O socorro chegou somente à casa do doente pelas 08.06 horas, porque a equipa que se encontrava ao serviço de socorro alegou que teria que se sair às 8 horas, quando terminava o seu turno, o que fez com que o socorro fosse prestado ao doente cerca de 40 minutos após a primeira chamada. O doente viria a falecer três horas depois no Hospital Distrital de Santarém.
Fonte familiar contactada pelo NS refere não ter noção do tempo que demorou a chegada dos meios de socorro, mas que sabe existirem algumas ‘divergências’ no corpo de bombeiros.

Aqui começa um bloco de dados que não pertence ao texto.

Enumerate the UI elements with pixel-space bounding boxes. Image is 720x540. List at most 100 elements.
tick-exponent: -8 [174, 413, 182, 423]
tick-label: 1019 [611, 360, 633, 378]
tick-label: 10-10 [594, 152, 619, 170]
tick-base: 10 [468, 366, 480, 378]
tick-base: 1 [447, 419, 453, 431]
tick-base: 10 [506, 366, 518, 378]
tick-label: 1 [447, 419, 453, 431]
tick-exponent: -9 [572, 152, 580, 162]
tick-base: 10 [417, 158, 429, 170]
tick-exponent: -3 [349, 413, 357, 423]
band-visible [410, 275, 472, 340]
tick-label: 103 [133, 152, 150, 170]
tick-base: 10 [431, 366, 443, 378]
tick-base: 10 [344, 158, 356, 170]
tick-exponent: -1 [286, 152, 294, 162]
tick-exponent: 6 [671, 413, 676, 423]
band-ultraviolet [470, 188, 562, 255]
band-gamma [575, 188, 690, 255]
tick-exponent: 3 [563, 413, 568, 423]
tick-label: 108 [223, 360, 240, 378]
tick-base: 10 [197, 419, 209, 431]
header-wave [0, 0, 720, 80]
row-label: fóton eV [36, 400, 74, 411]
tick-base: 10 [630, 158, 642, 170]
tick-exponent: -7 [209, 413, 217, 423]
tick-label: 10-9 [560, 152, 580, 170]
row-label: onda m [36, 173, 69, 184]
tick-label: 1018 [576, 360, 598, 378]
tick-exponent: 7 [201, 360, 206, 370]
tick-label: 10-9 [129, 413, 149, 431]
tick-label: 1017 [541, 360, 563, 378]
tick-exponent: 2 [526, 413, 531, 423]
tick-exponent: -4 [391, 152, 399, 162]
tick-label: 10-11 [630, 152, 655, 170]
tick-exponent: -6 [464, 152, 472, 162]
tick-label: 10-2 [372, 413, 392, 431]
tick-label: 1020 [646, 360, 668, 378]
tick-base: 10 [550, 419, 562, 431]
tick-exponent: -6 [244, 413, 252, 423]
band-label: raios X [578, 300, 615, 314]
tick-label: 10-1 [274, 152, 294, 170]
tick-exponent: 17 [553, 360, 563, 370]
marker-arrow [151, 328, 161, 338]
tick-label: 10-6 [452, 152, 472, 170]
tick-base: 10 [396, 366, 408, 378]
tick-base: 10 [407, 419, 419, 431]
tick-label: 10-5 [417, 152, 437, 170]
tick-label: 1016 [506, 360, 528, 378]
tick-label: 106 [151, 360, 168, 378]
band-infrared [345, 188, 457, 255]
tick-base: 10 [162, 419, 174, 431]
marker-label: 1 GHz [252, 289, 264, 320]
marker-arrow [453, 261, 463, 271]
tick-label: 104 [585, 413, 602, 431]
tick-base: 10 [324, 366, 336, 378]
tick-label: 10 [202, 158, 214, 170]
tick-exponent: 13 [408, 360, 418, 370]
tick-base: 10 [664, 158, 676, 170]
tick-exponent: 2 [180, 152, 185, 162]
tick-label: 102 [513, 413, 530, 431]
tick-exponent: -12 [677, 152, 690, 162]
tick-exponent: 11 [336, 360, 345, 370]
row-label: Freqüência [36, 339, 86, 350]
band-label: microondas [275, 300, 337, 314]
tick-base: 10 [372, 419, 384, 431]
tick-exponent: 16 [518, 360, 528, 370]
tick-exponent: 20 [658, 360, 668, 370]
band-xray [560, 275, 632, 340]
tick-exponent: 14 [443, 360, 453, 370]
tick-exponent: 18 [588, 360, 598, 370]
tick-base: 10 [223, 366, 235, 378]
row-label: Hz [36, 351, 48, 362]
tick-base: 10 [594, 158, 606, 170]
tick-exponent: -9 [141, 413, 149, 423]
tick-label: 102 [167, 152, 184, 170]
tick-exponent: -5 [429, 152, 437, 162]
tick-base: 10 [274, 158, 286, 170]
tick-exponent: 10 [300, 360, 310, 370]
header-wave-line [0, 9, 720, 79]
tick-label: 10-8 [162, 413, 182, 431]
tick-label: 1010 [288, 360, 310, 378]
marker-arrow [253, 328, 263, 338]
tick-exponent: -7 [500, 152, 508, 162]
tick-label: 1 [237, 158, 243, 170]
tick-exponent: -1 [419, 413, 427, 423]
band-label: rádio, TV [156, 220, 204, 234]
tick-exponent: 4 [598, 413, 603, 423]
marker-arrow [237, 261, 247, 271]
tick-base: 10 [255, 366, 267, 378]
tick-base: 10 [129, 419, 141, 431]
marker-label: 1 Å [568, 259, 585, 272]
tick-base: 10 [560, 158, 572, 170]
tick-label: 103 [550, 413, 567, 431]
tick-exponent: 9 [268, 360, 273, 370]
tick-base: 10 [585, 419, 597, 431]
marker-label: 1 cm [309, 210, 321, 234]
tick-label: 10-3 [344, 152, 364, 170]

Outro dos casos de atraso de socorro ocorreu num acidente na Estrada Nacional 251, a 4 de Dezembro. Sabe o NS que a Guarda Nacional Republicana, ao chegar ao local, teve que estar junto das vítimas, duas, e aguardou cerca de 15 minutos pela chegada dos meios de socorro dos bombeiros.
Para essa ocorrência houve mesmo a necessidade de activar a sirene.
Em inúmeras intervenções, são frequentes as chegadas após a Viatura Médica de Emergência e Reanimação (VMER) do Hospital de Santarém, ou da GNR, em casos onde esta seja envolvida.
O sistema de alerta para aos operacionais que não se encontram escalados funciona através de telefones que foram disponibilizados pelos bombeiros aos operacionais, que muitas vezes não são atendidos, nem lidas as mensagens.
Com as ‘negas’ dadas pelos operacionais, há muitas vezes a necessidade de activar meios de socorro de outras corporações de concelhos vizinhos de Coruche.
São muitas as equipas que ao passarem junto do quartel dos Bombeiros Municipais de Coruche ficam incrédulas ao verem todas as viaturas parqueadas, o que está a gerar algum mau ambiente entre as corporações.
Bombeiros recebem subsídio de disponibilidade permanente
Os operacionais afectos à carreira de sapador bombeiro estão desde o ano passado a receber o subsídio de disponibilidade permanente, de modo a que possa ser garantida a sua disponibilidade para ocorrer às ocorrências.
Ainda assim são muitos os que alegadamente se negam a responder às ocorrências às quais são chamados.
Oito processos desde Janeiro
Sabe o NS que, só desde Janeiro, o Comandante da corporação levantou oito processos disciplinares a operacionais que terão recusado socorrer vítimas.
Os processos estão agora com os juristas da Câmara Municipal de Coruche.
Bombeiro vandaliza ambulância e processo acaba arquivado
O arquivamento de um processo movido a um operacional que em Setembro vandalizou uma ambulância do INEM, deixando o veículo inoperacional durante cerca de duas semanas, deixou um rasto de alegada ‘impunidade’ entre os operacionais.
Por sentirem que o colega que vandalizou a ambulância, e tentou mesmo agredir um colega, não foi penalizado, os operacionais desvalorizam agora os processos disciplinares movidos pela cadeia de comando.
Carreira de sapador dá mais 400 euros/mês que voluntariado
Com a regularização das carreiras dos Bombeiros Municipais de Coruche, com a passagem de assistentes operacionais a bombeiros sapadores os operacionais ganham cerca de 400 euros/mês mais que os seus colegas dos corpos de Bombeiros Voluntários.
Segundo o NS conseguiu saber, um bombeiro sapador aufere cerca de 1200 euros mês, com todos os subsídios e descontos, contra os cerca de 800 de um bombeiro voluntário que integre as equipas de intervenção permanente.
Comandante e Câmara confirmam processos disciplinares
Contactados pelo NS, o Comandante dos Bombeiros Municipais de Coruche, Luís Fonseca, e o Presidente da Câmara Municipal de Coruche, Francisco Oliveira, confirmam a existência dos processos disciplinares, referindo que se encontram a ser ouvidos todos os intervenientes e aguardam as decisões dos juristas.